Another factor to consider is that many people with sleep problems aren’t necessarily taking the right kind of medication for their condition.

“With sleep aids, people often use what they’re most comfortable with,” Donald said. “Oftentimes, people use things like antihistamines, where the primary purpose is not to help them fall asleep, and these medications come with their own list of side effects to worry about. If you do use a sleeping pill, they should target sleep-related issues more specifically.”

For those with chronic insomnia, Donald says the best course is to engage in cognitive behavioral therapy for insomnia (CBTI), which has longer-lasting benefits than medication alone.

“Often with pills, once a person is taken off them, they can rebound and fall back into the situation they were in before,” Donald said.

“CBTI has more lasting value. The biggest limitation is access. It can be hard to find a good therapist who’s trained in CBTI. This is why many doctors tend to lean more heavily on pills depending on the situation,” he said.

Medications have drawbacks and therapy can be tough to find — so what day-to-day steps can be taken to improve your sleep?

One primary driver of sleeplessness is stress. The dread of looking at the clock during the night and learning that the alarm will go off soon is a feeling familiar to many.

This problem is simple enough to remedy: Just put your clock in a position where you can’t see it.

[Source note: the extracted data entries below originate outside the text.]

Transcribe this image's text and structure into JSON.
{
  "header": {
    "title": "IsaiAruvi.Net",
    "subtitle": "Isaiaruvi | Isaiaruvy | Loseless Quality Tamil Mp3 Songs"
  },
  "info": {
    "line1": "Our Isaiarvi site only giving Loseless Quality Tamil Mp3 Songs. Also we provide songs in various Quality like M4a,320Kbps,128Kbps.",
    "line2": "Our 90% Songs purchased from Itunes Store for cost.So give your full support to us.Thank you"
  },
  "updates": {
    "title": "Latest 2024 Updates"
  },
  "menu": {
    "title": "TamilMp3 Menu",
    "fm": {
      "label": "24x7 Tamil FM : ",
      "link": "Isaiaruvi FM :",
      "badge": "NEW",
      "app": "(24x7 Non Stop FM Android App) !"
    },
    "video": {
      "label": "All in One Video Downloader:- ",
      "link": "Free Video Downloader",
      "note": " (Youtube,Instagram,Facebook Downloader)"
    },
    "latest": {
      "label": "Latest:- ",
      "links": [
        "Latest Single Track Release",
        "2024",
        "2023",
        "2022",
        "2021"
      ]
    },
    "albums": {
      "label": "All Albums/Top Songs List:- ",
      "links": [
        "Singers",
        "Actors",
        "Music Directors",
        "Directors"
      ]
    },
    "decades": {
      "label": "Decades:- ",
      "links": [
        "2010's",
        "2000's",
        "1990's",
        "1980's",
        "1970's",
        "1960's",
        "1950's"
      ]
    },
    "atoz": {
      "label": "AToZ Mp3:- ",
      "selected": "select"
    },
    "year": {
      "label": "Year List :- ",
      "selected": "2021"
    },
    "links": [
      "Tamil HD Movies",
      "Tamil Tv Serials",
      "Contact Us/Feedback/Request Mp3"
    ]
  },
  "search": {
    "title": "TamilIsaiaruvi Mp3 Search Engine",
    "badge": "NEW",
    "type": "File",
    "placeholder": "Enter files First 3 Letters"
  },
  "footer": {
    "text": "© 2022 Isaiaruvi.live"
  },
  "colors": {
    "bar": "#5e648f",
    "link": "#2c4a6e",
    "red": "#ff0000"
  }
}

Donald recommends a few steps to lessen sleep anxiety.

“It’s important to remember that not everybody has a good night’s sleep every night,” he said. “One of the tendencies of people with chronic insomnia is to catastrophize, so they tend to worry about not getting enough hours of sleep. As soon as people start getting anxious or worried about their sleep, it makes it harder to get to it.”

To combat this, Donald says it’s probably best to get up if you don’t fall asleep quickly or begin to feel stressed. Changing the scenery and engaging in slower activities such as reading in dim light is often enough to transition the brain from stressing about sleep to actually getting sleepy.

Other steps include avoiding stimulants such as alcohol, caffeine, and nicotine before bed, along with avoiding distracting electronic devices like smartphones.

A final step, often unpopular with people who like sleeping in on the weekend, involves setting a regular schedule along with prioritizing comfort. Your bedroom should be dark, quiet, and cool for the best sleep.

“Consistency in your sleep schedule is key,” Donald said. “Set your wake time to be the same every day whether it’s a weekend or weekday. Sleeping late generally isn’t the best idea when it comes to maintaining a healthy sleep schedule.”

Sleep aids could soon be more targeted with fewer unnecessary sedative effects.

Researchers in Japan are looking at “hypnotic” sleep medications that may help people with insomnia get better sleep without knocking them out cold.

However, for people with chronic sleep disorders, sleeping pills aren’t a magic bullet.

Improving sleep hygiene and engaging in sleep therapy are the best practice, experts say.